Because of the word “inscribe,” I thought of a nanoscale form of inscription I was introduced to as an Artist-in-Residence at Northwestern University, the “nano gift.” For the text, (and only with her consent), I gravitate toward what the artist Torkwase Dyson said in conversation with the poet Dionne Brand: “I guess if I scratch away the known, and if I take away what has been oftentimes inherited, and leap into a kind of site from an insight, right—site as location, and sight as vision beyond—that kind of simultaneity, and that kind of rhythm are tuning around our behavior and our bodies, that’s, that deep synchronicity, I believe, has to come from a place of stillness and knowing.” I’m still thinking about it, but I think I’d like to inscribe a text on a meteorite.

What do you see as the role of art in public life at this moment in time?
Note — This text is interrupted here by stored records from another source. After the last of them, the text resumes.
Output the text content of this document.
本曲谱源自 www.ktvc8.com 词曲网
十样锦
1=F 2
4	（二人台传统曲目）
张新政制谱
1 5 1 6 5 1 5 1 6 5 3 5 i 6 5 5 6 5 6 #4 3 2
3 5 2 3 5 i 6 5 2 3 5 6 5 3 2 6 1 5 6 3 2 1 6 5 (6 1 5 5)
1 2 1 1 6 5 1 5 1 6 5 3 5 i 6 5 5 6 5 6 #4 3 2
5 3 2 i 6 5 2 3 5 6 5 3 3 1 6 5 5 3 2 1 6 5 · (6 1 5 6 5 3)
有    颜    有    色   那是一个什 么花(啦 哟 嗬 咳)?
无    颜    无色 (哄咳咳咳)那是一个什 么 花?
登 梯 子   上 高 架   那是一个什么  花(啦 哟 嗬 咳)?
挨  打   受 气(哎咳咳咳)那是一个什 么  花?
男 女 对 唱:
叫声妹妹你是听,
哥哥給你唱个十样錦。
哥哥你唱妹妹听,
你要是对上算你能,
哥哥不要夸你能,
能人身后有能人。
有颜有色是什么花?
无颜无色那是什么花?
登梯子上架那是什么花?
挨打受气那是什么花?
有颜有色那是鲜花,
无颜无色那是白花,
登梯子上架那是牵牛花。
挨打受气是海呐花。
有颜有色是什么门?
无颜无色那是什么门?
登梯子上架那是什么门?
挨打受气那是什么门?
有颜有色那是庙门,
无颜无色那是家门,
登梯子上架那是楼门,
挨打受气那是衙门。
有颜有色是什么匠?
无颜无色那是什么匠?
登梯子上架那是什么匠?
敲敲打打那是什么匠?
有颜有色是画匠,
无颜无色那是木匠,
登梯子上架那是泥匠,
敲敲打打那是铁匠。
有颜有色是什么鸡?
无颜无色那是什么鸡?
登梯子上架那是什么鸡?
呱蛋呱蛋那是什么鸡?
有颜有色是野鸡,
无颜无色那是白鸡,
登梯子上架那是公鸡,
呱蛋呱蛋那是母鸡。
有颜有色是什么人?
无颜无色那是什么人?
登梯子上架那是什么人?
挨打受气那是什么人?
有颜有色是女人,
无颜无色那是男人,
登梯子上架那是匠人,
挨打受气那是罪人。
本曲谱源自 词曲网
I’ve been returning often to guidance the Canadian poet Dionne Brand: “For some us, changing the world amounts to an emergency. So here we are in the ‘weather’ as the theorist Christina Sharpe writes, here there is disaster, and possibility. And though we are constituted through and by a continued vulnerability to this overwhelming force, we are not only known to ourselves and to each other by that force, she says. And in the face of this force, as you leave here, go teach, go think, go live. Go make your work more shimmering, robust, and durable.”

Are you working on anything right now that you can tell us about?

I’m working on a new poetry/artist book, The Sea, similar in its writing/sewing approach to The Desert in situated poetics. Facsimile spreads from John Van Dyke’s The Opal Sea (1907) weather an accumulation of zigzag stitching sewn selectively through Van Dyke’s justified prose, partially veiling the text with silver thread to create an elemental sea, a fragmentary new book-length poem. The two enmeshed texts become what Donna Haraway calls a “contact zone.” I’m trying to create it with the kind of “thinking and care need(ed) to stay in the wake­,” to quote Christina Sharpe. Two unbound chapters from The Sea will be on view in the 17th edition of the MOMENTA Biennale de l’image, Sensing Nature, curated by Stefanie Hessler in collaboration with Camille Georgeson-Usher, Maude Johnson, and Himali Singh Soin, brings together 52 artists from 24 countries, their works are presented in 15 exhibitions in Tiohtià:ke / Mooniyang / Montreal, including an Indigenous-led outdoor garden and an augmented reality circuit in the public space. The biennale runs from September 8 to October 24, 2021.